7. La glorificación de Dios, Uno y Trino, bajo la acción del Espíritu Santo que ora en nosotros y por nosotros, tiene lugar principalmente en el corazón, pero se traduce también en las alabanzas orales por una necesidad de expresión personal y de asociación comunitaria en la celebración de las maravillas de Dios. El alma que ama a Dios se expresa a sí misma en las palabras y, fácilmente, también en el canto, como ha sucedido siempre en la Iglesia, desde las primeras comunidades cristianas. San Agustín nos informa de que «san Ambrosio introdujo el canto en la Iglesia de Milán» (cf. Confesiones, 9, c. 7: PL 32, 770) y recuerda que lloró escuchando «los himnos y cánticos que se elevaban en tu Iglesia, lleno de una profunda emoción» (cf. Confesiones, 9, c. 6: PL 32, 769). También el sonido puede ayudar en la alabanza a Dios, cuando los instrumentos sirven para «transportar a las alturas (rapere in celsitudinem) los afectos humanos» (Santo Tomás de Aquino, Expositio in psalmos, 32, 2). Así se explica el valor de los cantos y de los sonidos en la liturgia de la Iglesia, pues «sirven para excitar el afecto con relación a Dios... (también) con las diversas modulaciones de los sonidos» (Santo Tomás, Summa Theologica, II-II, q. 92, a. 2; cf. San Agustín, Confesiones, 10, c. 22: PL 32, 800). Si se observan las normas litúrgicas, se puede experimentar también hoy lo que san Agustín recordaba en aquel otro pasaje de sus Confesiones (9, c. 4, n. 8): «¡Qué voces elevé, Dios mío, hasta ti al leer los salmos de David, cánticos de fe, música de piedad! (...) ¡Qué voces elevaba hasta ti al leer aquellos salmos! ¡Cómo me inflamaba de amor a ti y de deseo de recitarlos, si hubiera podido, delante de toda la tierra...!». Eso acontece cuando, tanto los individuos como las comunidades, secundan la acción íntima del Espíritu Santo.
Saludos
Amadísimos hermanos y hermanas:
Saludo ahora muy cordialmente a todos los peregrinos y visitantes de lengua española.

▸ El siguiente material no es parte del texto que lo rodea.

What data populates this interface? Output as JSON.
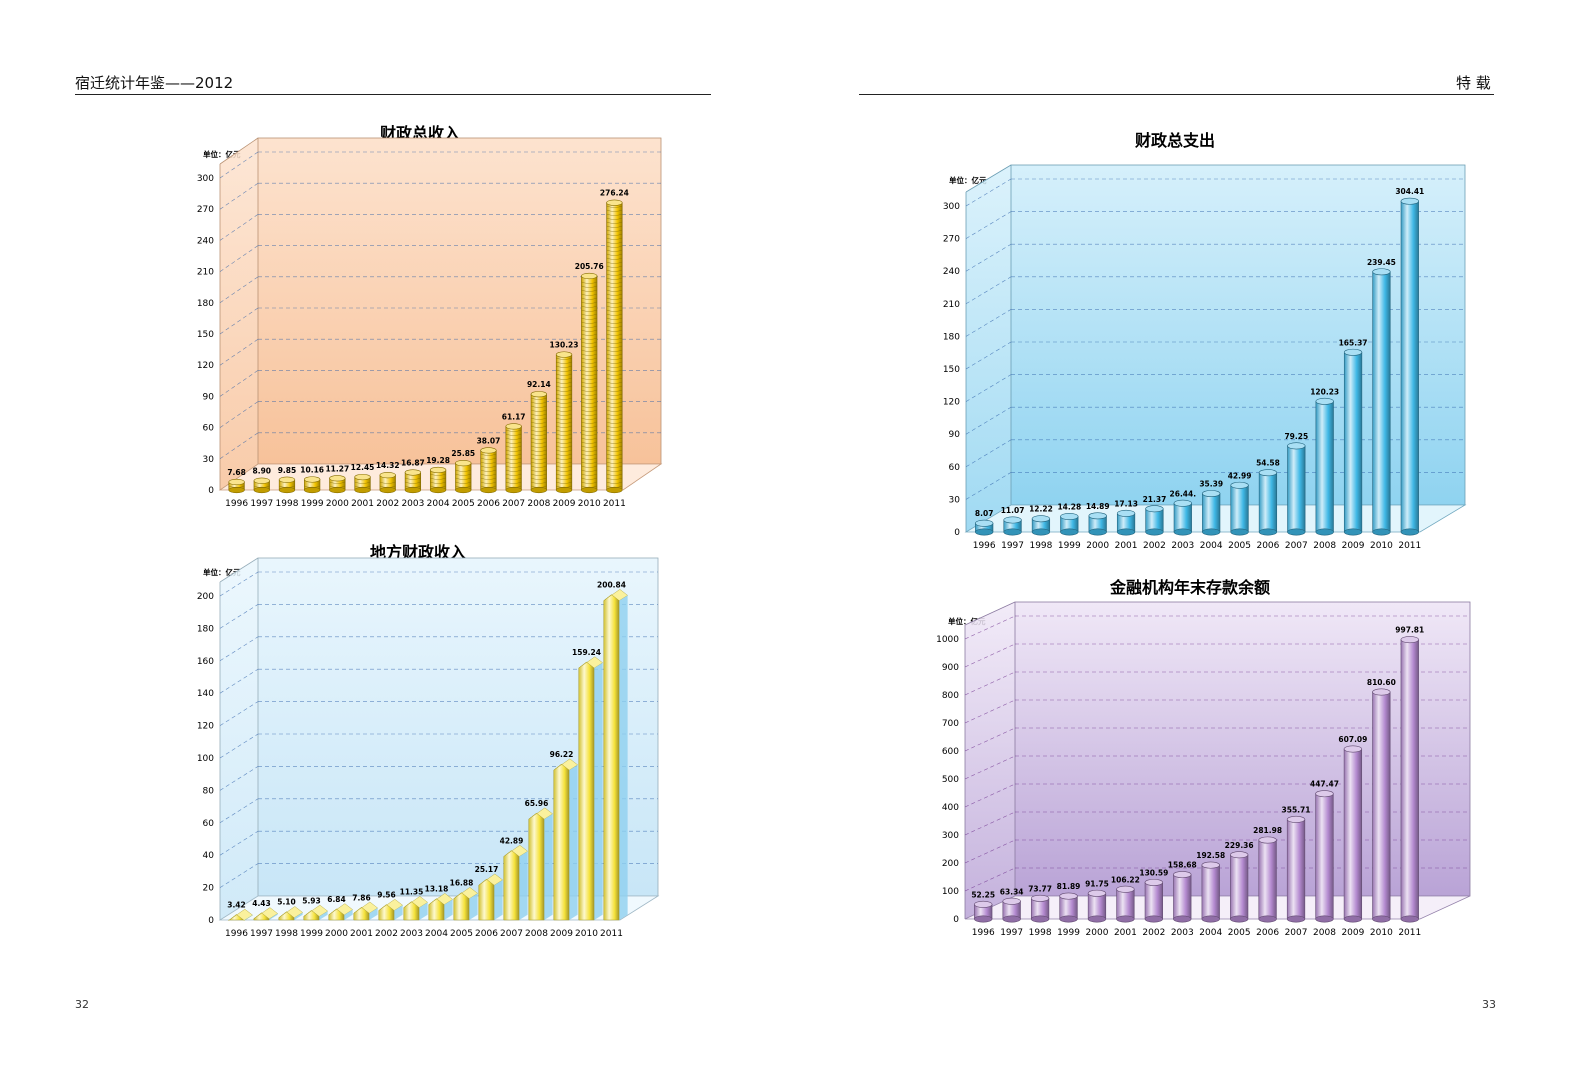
{
  "header": {
    "left_title": "宿迁统计年鉴——2012",
    "right_title": "特 载"
  },
  "page_numbers": {
    "left": "32",
    "right": "33"
  },
  "colors": {
    "rule": "#222222",
    "grid": "#2b5ea8",
    "grid_purple": "#6a2a8a"
  },
  "chart_data": [
    {
      "id": "revenue",
      "type": "bar",
      "title": "财政总收入",
      "unit_label": "单位：亿元",
      "categories": [
        "1996",
        "1997",
        "1998",
        "1999",
        "2000",
        "2001",
        "2002",
        "2003",
        "2004",
        "2005",
        "2006",
        "2007",
        "2008",
        "2009",
        "2010",
        "2011"
      ],
      "values": [
        7.68,
        8.9,
        9.85,
        10.16,
        11.27,
        12.45,
        14.32,
        16.87,
        19.28,
        25.85,
        38.07,
        61.17,
        92.14,
        130.23,
        205.76,
        276.24
      ],
      "value_labels": [
        "7.68",
        "8.90",
        "9.85",
        "10.16",
        "11.27",
        "12.45",
        "14.32",
        "16.87",
        "19.28",
        "25.85",
        "38.07",
        "61.17",
        "92.14",
        "130.23",
        "205.76",
        "276.24"
      ],
      "yticks": [
        "0",
        "30",
        "60",
        "90",
        "120",
        "150",
        "180",
        "210",
        "240",
        "270",
        "300"
      ],
      "ylim": [
        0,
        300
      ],
      "bar_style": "coin-stack",
      "bar_color": "#f2c400",
      "bg_colors": [
        "#fde3cf",
        "#f7c29a"
      ],
      "grid": true
    },
    {
      "id": "local-revenue",
      "type": "bar",
      "title": "地方财政收入",
      "unit_label": "单位：亿元",
      "categories": [
        "1996",
        "1997",
        "1998",
        "1999",
        "2000",
        "2001",
        "2002",
        "2003",
        "2004",
        "2005",
        "2006",
        "2007",
        "2008",
        "2009",
        "2010",
        "2011"
      ],
      "values": [
        3.42,
        4.43,
        5.1,
        5.93,
        6.84,
        7.86,
        9.56,
        11.35,
        13.18,
        16.88,
        25.17,
        42.89,
        65.96,
        96.22,
        159.24,
        200.84
      ],
      "value_labels": [
        "3.42",
        "4.43",
        "5.10",
        "5.93",
        "6.84",
        "7.86",
        "9.56",
        "11.35",
        "13.18",
        "16.88",
        "25.17",
        "42.89",
        "65.96",
        "96.22",
        "159.24",
        "200.84"
      ],
      "yticks": [
        "0",
        "20",
        "40",
        "60",
        "80",
        "100",
        "120",
        "140",
        "160",
        "180",
        "200"
      ],
      "ylim": [
        0,
        200
      ],
      "bar_style": "crystal",
      "bar_color": "#f5e23a",
      "bg_colors": [
        "#e9f6fd",
        "#c8e6f7"
      ],
      "grid": true
    },
    {
      "id": "expenditure",
      "type": "bar",
      "title": "财政总支出",
      "unit_label": "单位：亿元",
      "categories": [
        "1996",
        "1997",
        "1998",
        "1999",
        "2000",
        "2001",
        "2002",
        "2003",
        "2004",
        "2005",
        "2006",
        "2007",
        "2008",
        "2009",
        "2010",
        "2011"
      ],
      "values": [
        8.07,
        11.07,
        12.22,
        14.28,
        14.89,
        17.13,
        21.37,
        26.44,
        35.39,
        42.99,
        54.58,
        79.25,
        120.23,
        165.37,
        239.45,
        304.41
      ],
      "value_labels": [
        "8.07",
        "11.07",
        "12.22",
        "14.28",
        "14.89",
        "17.13",
        "21.37",
        "26.44.",
        "35.39",
        "42.99",
        "54.58",
        "79.25",
        "120.23",
        "165.37",
        "239.45",
        "304.41"
      ],
      "yticks": [
        "0",
        "30",
        "60",
        "90",
        "120",
        "150",
        "180",
        "210",
        "240",
        "270",
        "300"
      ],
      "ylim": [
        0,
        300
      ],
      "bar_style": "cylinder",
      "bar_color": "#3fb8e6",
      "bg_colors": [
        "#d6f0fb",
        "#8fd3f0"
      ],
      "grid": true
    },
    {
      "id": "deposits",
      "type": "bar",
      "title": "金融机构年末存款余额",
      "unit_label": "单位：亿元",
      "categories": [
        "1996",
        "1997",
        "1998",
        "1999",
        "2000",
        "2001",
        "2002",
        "2003",
        "2004",
        "2005",
        "2006",
        "2007",
        "2008",
        "2009",
        "2010",
        "2011"
      ],
      "values": [
        52.25,
        63.34,
        73.77,
        81.89,
        91.75,
        106.22,
        130.59,
        158.68,
        192.58,
        229.36,
        281.98,
        355.71,
        447.47,
        607.09,
        810.6,
        997.81
      ],
      "value_labels": [
        "52.25",
        "63.34",
        "73.77",
        "81.89",
        "91.75",
        "106.22",
        "130.59",
        "158.68",
        "192.58",
        "229.36",
        "281.98",
        "355.71",
        "447.47",
        "607.09",
        "810.60",
        "997.81"
      ],
      "yticks": [
        "0",
        "100",
        "200",
        "300",
        "400",
        "500",
        "600",
        "700",
        "800",
        "900",
        "1000"
      ],
      "ylim": [
        0,
        1000
      ],
      "bar_style": "cylinder",
      "bar_color": "#b48ad0",
      "bg_colors": [
        "#f0e8f7",
        "#b9a3d6"
      ],
      "grid": true
    }
  ]
}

En particular, a las Religiosas Adoratrices y a las Hermanas Mercedarias de la Caridad a quienes aliento vivamente a una entrega generosa a Dios y a la Iglesia. Igualmente saludo a la peregrinación de la Villa de Santoña (Cantabria), portadores de una imagen de Santa María del Puerto, con ocasión del Quinto Centenario del Descubrimiento de América. Por último, mi afectuosa bienvenida a los jóvenes integrantes de la Coral Santa Teresa, del Colegio El Carmelo, de Zaragoza.
A todas las personas, familias y grupos provenientes de los diversos países de América Latina y de España imparto de corazón la bendición apostólica.